"What's wrong?" begged Philip gently. "I've been watching you for
hours, Diane, and you've scarcely moved an inch."
"Nothing," said Diane. But her voice was so lifeless, her lack of
interest in Philip's sudden appearance so pointed, that he glanced
keenly at her colorless face and frowned.
"There is something, I'm sure," he insisted kindly. "You look it."
Finding that she did not trouble to reply, he produced his wildwood
pipe and fell to smoking.
"Likely I'll stay here," said Philip quietly, "until you tell me.
Surely you know, Diane, that in anything in God's world that concerns
you, I stand ready to help you if you need me."

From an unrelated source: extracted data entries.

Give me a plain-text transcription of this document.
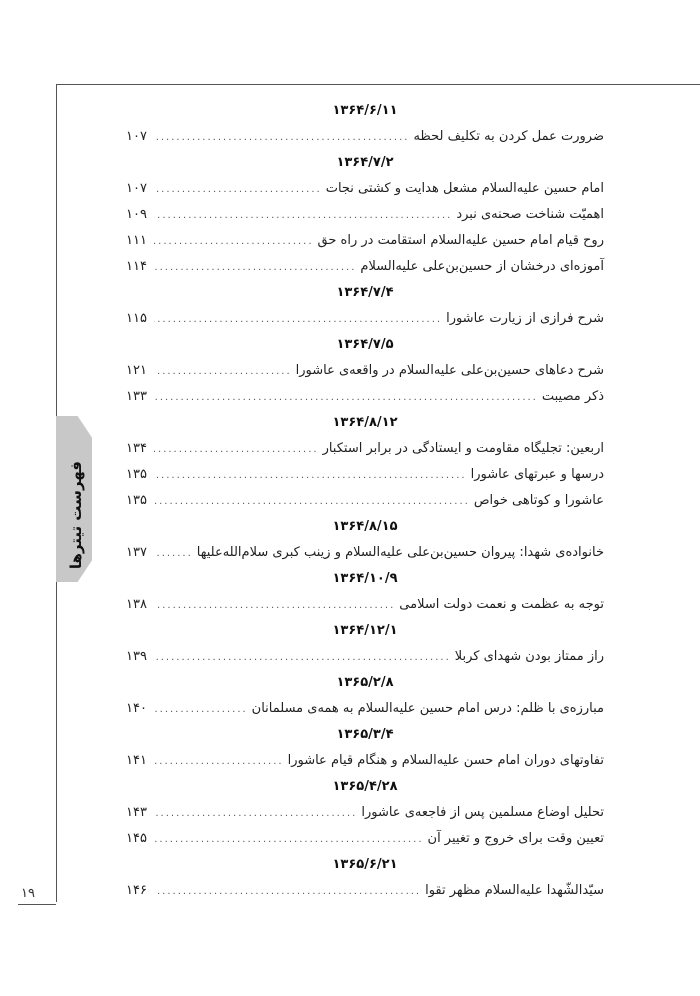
فهرست‌ تیترها
۱۹
۱۳۶۴/۶/۱۱
ضرورت عمل کردن به تکلیف لحظه
.....
۱۰۷
۱۳۶۴/۷/۲
امام حسین علیه‌السلام مشعل هدایت و کشتی نجات
.....
۱۰۷
اهمیّت شناخت صحنه‌ی نبرد
.....
۱۰۹
روح قیام امام حسین علیه‌السلام استقامت در راه حق
.....
۱۱۱
آموزه‌ای درخشان از حسین‌بن‌علی علیه‌السلام
.....
۱۱۴
۱۳۶۴/۷/۴
شرح فرازی از زیارت عاشورا
.....
۱۱۵
۱۳۶۴/۷/۵
شرح دعاهای حسین‌بن‌علی علیه‌السلام در واقعه‌ی عاشورا
.....
۱۲۱
ذکر مصیبت
.....
۱۳۳
۱۳۶۴/۸/۱۲
اربعین: تجلیگاه مقاومت و ایستادگی در برابر استکبار
.....
۱۳۴
درسها و عبرتهای عاشورا
.....
۱۳۵
عاشورا و کوتاهی خواص
.....
۱۳۵
۱۳۶۴/۸/۱۵
خانواده‌ی شهدا: پیروان حسین‌بن‌علی علیه‌السلام و زینب کبری سلام‌الله‌علیها
.....
۱۳۷
۱۳۶۴/۱۰/۹
توجه به عظمت و نعمت دولت اسلامی
.....
۱۳۸
۱۳۶۴/۱۲/۱
راز ممتاز بودن شهدای کربلا
.....
۱۳۹
۱۳۶۵/۲/۸
مبارزه‌ی با ظلم: درس امام حسین علیه‌السلام به همه‌ی مسلمانان
.....
۱۴۰
۱۳۶۵/۳/۴
تفاوتهای دوران امام حسن علیه‌السلام و هنگام قیام عاشورا
.....
۱۴۱
۱۳۶۵/۴/۲۸
تحلیل اوضاع مسلمین پس از فاجعه‌ی عاشورا
.....
۱۴۳
تعیین وقت برای خروج و تغییر آن
.....
۱۴۵
۱۳۶۵/۶/۲۱
سیّدالشّهدا علیه‌السلام مظهر تقوا
.....
۱۴۶
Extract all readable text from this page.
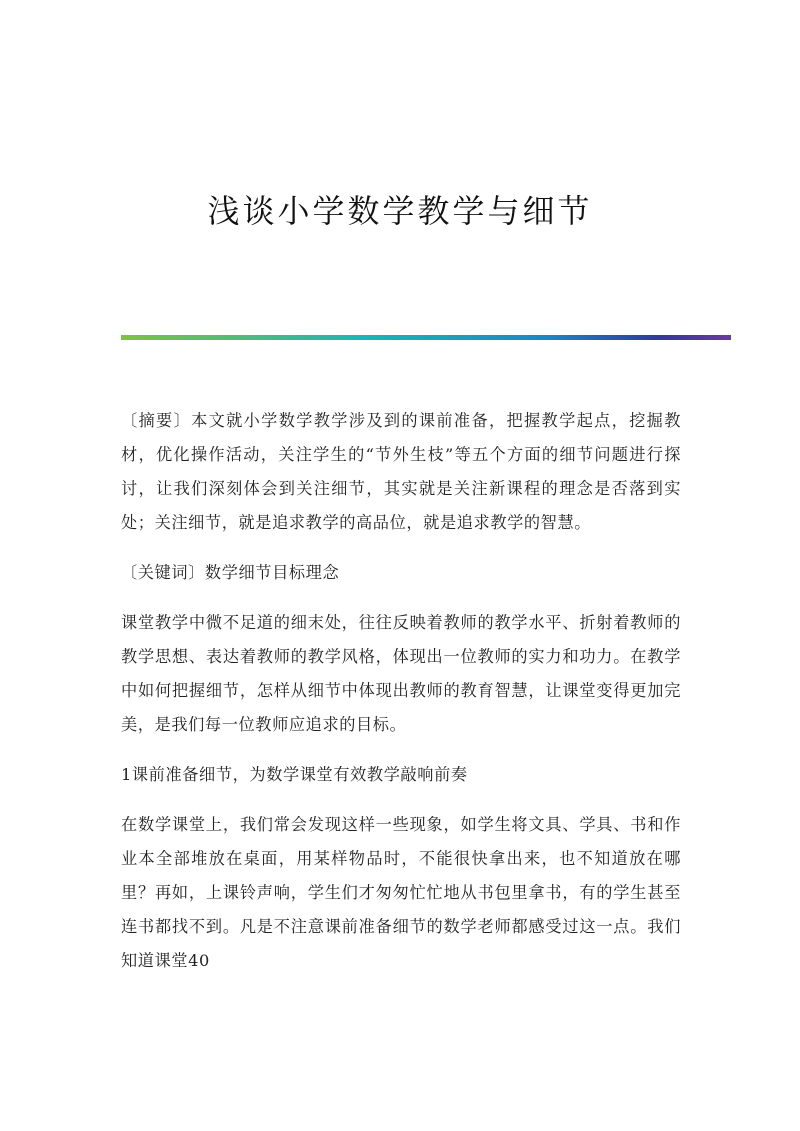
浅谈小学数学教学与细节

〔摘要〕本文就小学数学教学涉及到的课前准备，把握教学起点，挖掘教材，优化操作活动，关注学生的“节外生枝”等五个方面的细节问题进行探讨，让我们深刻体会到关注细节，其实就是关注新课程的理念是否落到实处；关注细节，就是追求教学的高品位，就是追求教学的智慧。

〔关键词〕数学细节目标理念

课堂教学中微不足道的细末处，往往反映着教师的教学水平、折射着教师的教学思想、表达着教师的教学风格，体现出一位教师的实力和功力。在教学中如何把握细节，怎样从细节中体现出教师的教育智慧，让课堂变得更加完美，是我们每一位教师应追求的目标。

1课前准备细节，为数学课堂有效教学敲响前奏

在数学课堂上，我们常会发现这样一些现象，如学生将文具、学具、书和作业本全部堆放在桌面，用某样物品时，不能很快拿出来，也不知道放在哪里？再如，上课铃声响，学生们才匆匆忙忙地从书包里拿书，有的学生甚至连书都找不到。凡是不注意课前准备细节的数学老师都感受过这一点。我们知道课堂40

It was manfully spoken but Diane's lips faintly curled. Philip's fine
frank face colored hotly and he looked away.
In silence they sat there, Philip smoking restlessly and wondering,
Diane staring at the creek, with Ronador's impassioned voice ringing
wildly in her ears.
In the east the sky turned faintly primrose, the creek glowed faintly
pink. The great moon glided lower by the marsh with the branch of a
dead tree black against its brilliant shield. Marsh and oak were
faintly gray. The metallic ocean had already caught the deepening glow
of life. Where the stream stole swampwards, a mist curled slowly up
from the water like beckoning ghosts draped in nebulous rags.